Quelle est la portée de la décision? Malgré les analyses contradictoires sur la portée de ce retrait et les réactions de la Commission, il faut relativiser son impact. D’abord, cette référence n’apparaît dans aucun des précédents traités. Ensuite, elle figure dans de nombreux articles du traité instituant une Communauté européenne. Ainsi, les compétences de la Commission en matière de concurrence (Chapitre 1, Titre VI) restent intactes, ce qui a été confirmé par un protocole annexé au traité simplifié à la demande de la Commission.
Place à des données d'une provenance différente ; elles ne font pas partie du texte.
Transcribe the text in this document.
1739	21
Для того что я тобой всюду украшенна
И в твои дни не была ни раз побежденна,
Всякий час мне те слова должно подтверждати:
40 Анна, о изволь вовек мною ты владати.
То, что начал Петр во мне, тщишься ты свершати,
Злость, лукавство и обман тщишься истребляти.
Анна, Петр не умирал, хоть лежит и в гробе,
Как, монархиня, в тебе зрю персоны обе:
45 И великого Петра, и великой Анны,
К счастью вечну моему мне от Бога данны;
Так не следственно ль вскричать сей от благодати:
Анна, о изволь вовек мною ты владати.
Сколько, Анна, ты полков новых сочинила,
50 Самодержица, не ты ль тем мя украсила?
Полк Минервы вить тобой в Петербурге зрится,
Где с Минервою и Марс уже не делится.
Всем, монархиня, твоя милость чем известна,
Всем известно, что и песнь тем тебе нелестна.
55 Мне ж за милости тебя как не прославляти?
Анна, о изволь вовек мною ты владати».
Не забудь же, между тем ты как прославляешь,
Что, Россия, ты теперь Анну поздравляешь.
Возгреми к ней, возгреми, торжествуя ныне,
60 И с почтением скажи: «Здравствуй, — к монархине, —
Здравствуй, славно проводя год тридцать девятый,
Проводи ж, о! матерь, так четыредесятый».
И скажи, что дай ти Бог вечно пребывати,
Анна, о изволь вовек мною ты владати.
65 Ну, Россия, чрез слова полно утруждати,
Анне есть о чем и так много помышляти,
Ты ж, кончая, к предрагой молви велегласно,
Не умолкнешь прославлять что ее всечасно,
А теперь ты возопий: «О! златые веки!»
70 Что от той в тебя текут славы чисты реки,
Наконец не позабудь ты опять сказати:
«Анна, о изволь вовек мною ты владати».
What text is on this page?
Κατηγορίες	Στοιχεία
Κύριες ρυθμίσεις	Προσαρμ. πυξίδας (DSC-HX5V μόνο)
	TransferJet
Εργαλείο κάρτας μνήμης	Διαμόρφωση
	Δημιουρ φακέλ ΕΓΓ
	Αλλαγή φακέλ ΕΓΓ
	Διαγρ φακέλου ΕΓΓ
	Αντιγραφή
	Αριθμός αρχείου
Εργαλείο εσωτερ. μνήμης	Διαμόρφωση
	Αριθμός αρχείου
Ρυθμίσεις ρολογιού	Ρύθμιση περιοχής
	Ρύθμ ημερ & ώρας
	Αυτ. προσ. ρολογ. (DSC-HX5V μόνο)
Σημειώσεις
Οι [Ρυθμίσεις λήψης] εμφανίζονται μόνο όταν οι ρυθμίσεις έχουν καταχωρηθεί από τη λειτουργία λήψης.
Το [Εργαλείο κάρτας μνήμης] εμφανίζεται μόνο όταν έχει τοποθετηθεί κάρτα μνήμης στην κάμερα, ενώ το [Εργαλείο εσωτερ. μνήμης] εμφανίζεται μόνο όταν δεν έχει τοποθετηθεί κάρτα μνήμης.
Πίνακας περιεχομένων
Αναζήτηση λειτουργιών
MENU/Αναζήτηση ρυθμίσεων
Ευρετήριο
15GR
Ainsi, il semble improbable que la disparition de cette mention soit le symbole d’un renouveau de l’interventionnisme étatique.
Le retrait de cette référence rééquilibre le rapport de force entre ceux qui ne voient que la dimension économique du marché intérieur et ceux qui veulent intégrer comme objectif explicite de ce marché la prise en compte de l'intérêt général et la préservation de notre modèle social.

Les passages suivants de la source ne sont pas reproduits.